Да и виновников в смерти Васьки Гнедаша искать было уже некогда: фрицы драпали. Вдоль тракта в грязи, перемешанной со снегом, и днём, и ночью в три потока двигалась гусеничная и колёсная военная техника, заполняя улицу лязгом, воем моторов и суматошными голосами. Скорострельные зенитные пушчонки, натыканные по всей Гражданской, остервенело гавкали в небо, где, прижатые почти к земле разбухшими облаками проплывали незнакомые, по слухам американские, бомбардировщики – «Бостоны». Они были тёмно-зелёные, почти чёрные, и с высоко задранными хвостами, и никакого внимания на эти пушчонки не обращали.
- Чего они их не бомбят? – задал Юрка, как всегда, по Колькиному мнению, неумный вопрос.
- Ну, ты и сявка! По своим же попасть могут.
Вот только после слов «По своим» Юрка нутром понял, что самолётов этих, хоть и американских и страшенных на вид, но наших ведь, нужно не бояться, а радоваться им.
В конце зимы поток будто живого урчащего и гремящего железа оборвался, и прозрачным золотистым утром, когда всходило солнце, в хрупкой морозной тишине показались наши. «Там один, да там один», - удивлялись высыпавшие на улицу женщины малочисленности красноармейцев, к тому же небритых, худых, в грязных затасканных шинелях. По станице осторожно зашуршало: «Наши-то, гля, в погонах – как солдаты…»
По природе своей прямодушный, а, может, просто нахальный, Колька в упор спросил одного сержанта, которого мать угощала борщом:
- Что это вас раз-два и обчёлся, а фрицы драпают?
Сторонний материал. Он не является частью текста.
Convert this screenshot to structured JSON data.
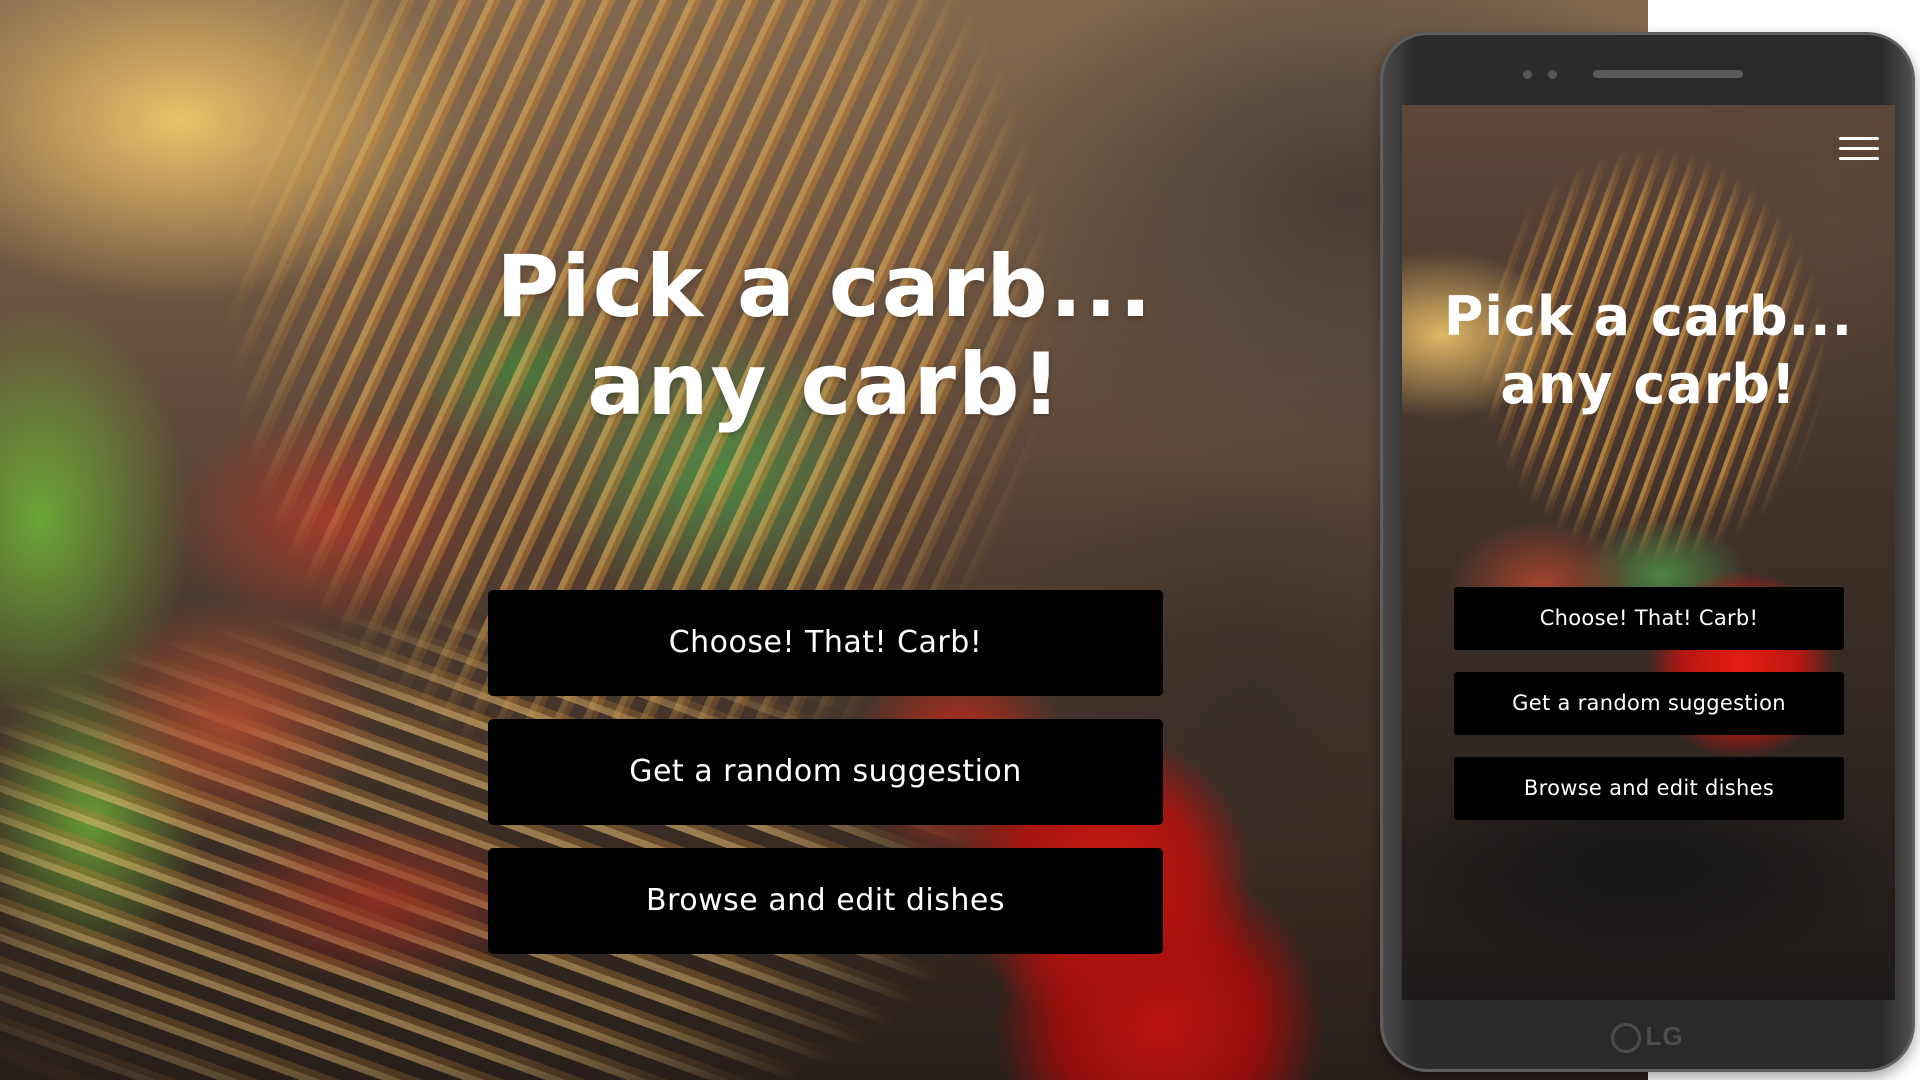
{
  "desktop": {
    "title_line1": "Pick a carb...",
    "title_line2": "any carb!",
    "buttons": [
      {
        "label": "Choose! That! Carb!"
      },
      {
        "label": "Get a random suggestion"
      },
      {
        "label": "Browse and edit dishes"
      }
    ]
  },
  "mobile": {
    "menu_icon": "hamburger-menu-icon",
    "title_line1": "Pick a carb...",
    "title_line2": "any carb!",
    "buttons": [
      {
        "label": "Choose! That! Carb!"
      },
      {
        "label": "Get a random suggestion"
      },
      {
        "label": "Browse and edit dishes"
      }
    ],
    "device_brand": "LG"
  },
  "colors": {
    "button_bg": "#000000",
    "button_text": "#ffffff",
    "title_text": "#ffffff",
    "phone_body": "#2b2b2b"
  }
}
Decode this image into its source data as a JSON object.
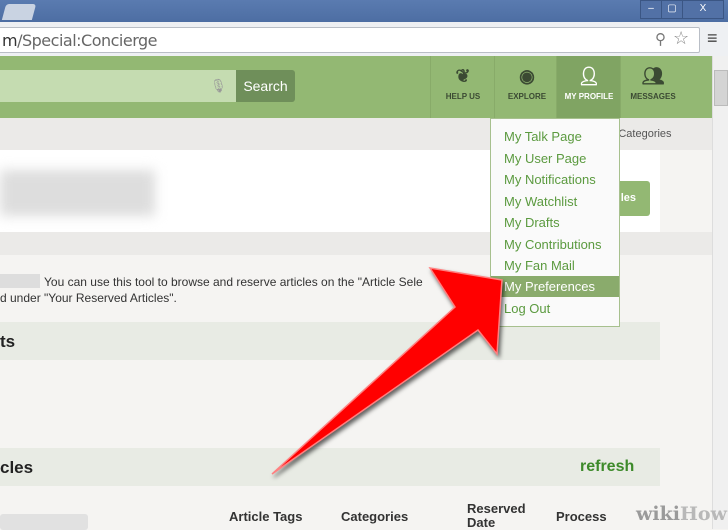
{
  "browser": {
    "url_domain": "m",
    "url_path": "/Special:Concierge",
    "window_buttons": [
      "–",
      "▢",
      "X"
    ]
  },
  "header": {
    "search_button": "Search",
    "nav": [
      {
        "label": "HELP US",
        "icon": "sprout-icon"
      },
      {
        "label": "EXPLORE",
        "icon": "eye-icon"
      },
      {
        "label": "MY PROFILE",
        "icon": "user-icon"
      },
      {
        "label": "MESSAGES",
        "icon": "users-icon"
      }
    ]
  },
  "breadcrumb": "e » Categories",
  "title_button": "les",
  "intro": {
    "line1": "You can use this tool to browse and reserve articles on the \"Article Sele",
    "line2": "d under \"Your Reserved Articles\"."
  },
  "sections": {
    "first": "ts",
    "second": "cles",
    "refresh": "refresh"
  },
  "table_headers": [
    "Article Tags",
    "Categories",
    "Reserved Date",
    "Process"
  ],
  "dropdown": {
    "items": [
      "My Talk Page",
      "My User Page",
      "My Notifications",
      "My Watchlist",
      "My Drafts",
      "My Contributions",
      "My Fan Mail",
      "My Preferences",
      "Log Out"
    ],
    "selected": "My Preferences"
  },
  "watermark": {
    "wiki": "wiki",
    "how": "How"
  },
  "colors": {
    "header_green": "#93b873",
    "link_green": "#5b9a3f",
    "arrow_red": "#ff0000"
  }
}
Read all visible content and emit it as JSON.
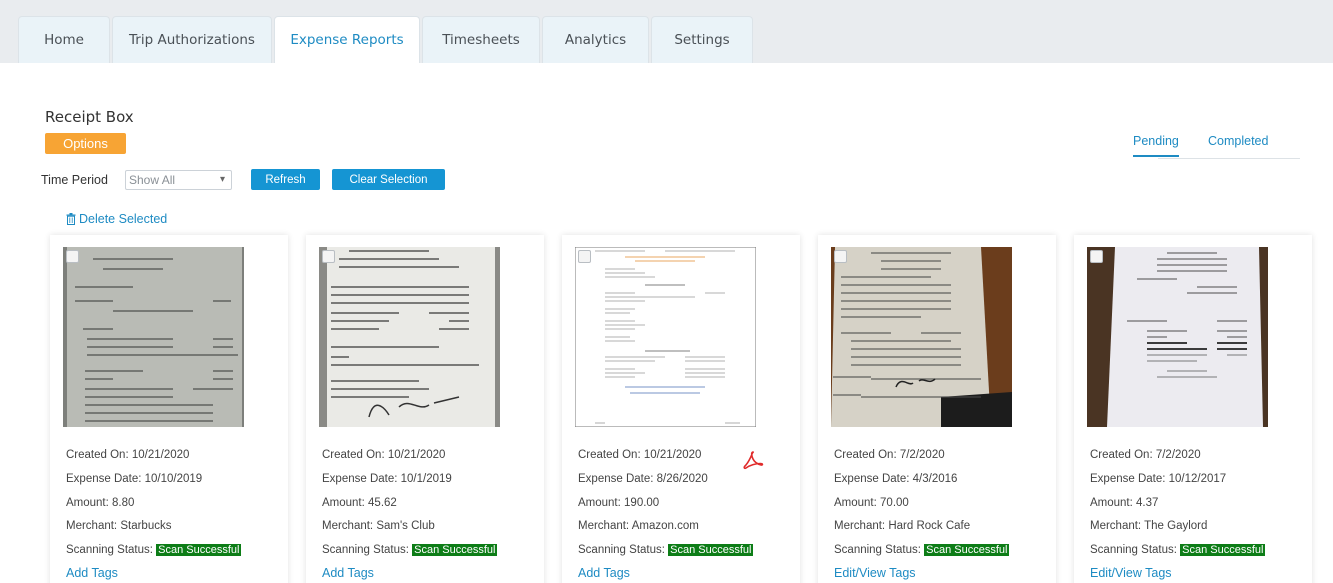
{
  "tabs": [
    {
      "label": "Home"
    },
    {
      "label": "Trip Authorizations"
    },
    {
      "label": "Expense Reports"
    },
    {
      "label": "Timesheets"
    },
    {
      "label": "Analytics"
    },
    {
      "label": "Settings"
    }
  ],
  "page": {
    "title": "Receipt Box",
    "options_label": "Options",
    "status_tabs": {
      "pending": "Pending",
      "completed": "Completed"
    },
    "time_period_label": "Time Period",
    "time_period_value": "Show All",
    "refresh_label": "Refresh",
    "clear_label": "Clear Selection",
    "delete_label": "Delete Selected"
  },
  "labels": {
    "created": "Created On: ",
    "expense_date": "Expense Date: ",
    "amount": "Amount: ",
    "merchant": "Merchant: ",
    "scanning": "Scanning Status: "
  },
  "cards": [
    {
      "created": "10/21/2020",
      "expense_date": "10/10/2019",
      "amount": "8.80",
      "merchant": "Starbucks",
      "status": "Scan Successful",
      "tags": "Add Tags"
    },
    {
      "created": "10/21/2020",
      "expense_date": "10/1/2019",
      "amount": "45.62",
      "merchant": "Sam's Club",
      "status": "Scan Successful",
      "tags": "Add Tags"
    },
    {
      "created": "10/21/2020",
      "expense_date": "8/26/2020",
      "amount": "190.00",
      "merchant": "Amazon.com",
      "status": "Scan Successful",
      "tags": "Add Tags"
    },
    {
      "created": "7/2/2020",
      "expense_date": "4/3/2016",
      "amount": "70.00",
      "merchant": "Hard Rock Cafe",
      "status": "Scan Successful",
      "tags": "Edit/View Tags"
    },
    {
      "created": "7/2/2020",
      "expense_date": "10/12/2017",
      "amount": "4.37",
      "merchant": "The Gaylord",
      "status": "Scan Successful",
      "tags": "Edit/View Tags"
    }
  ],
  "colors": {
    "accent": "#1e8bc3",
    "options": "#f7a434",
    "button": "#1595d3",
    "success": "#0d7d17"
  },
  "icons": {
    "delete": "trash-icon",
    "pdf": "pdf-icon",
    "select": "checkbox"
  }
}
- Так они ж одного нашего духа боятся, - хитро прищурив глаза и перестав хлебать куриный борщ, ответил сержант.
- Что-то раньше не боялись, – не принял Колька очевидную сержантскую шутку – не сосунок, дескать, чтобы так просто со мной шутить. – До Сталинграда добрались…
Сержант посерьёзнел. С ответом помедлил.
- Ты вообще-то про Сталинград что-нибудь слыхал?
- Слыхал, – солидно сказал Колька. - Рокоссовский по тюрьмам ездил, из самых отчаянных уркаганов ударную армию составлял.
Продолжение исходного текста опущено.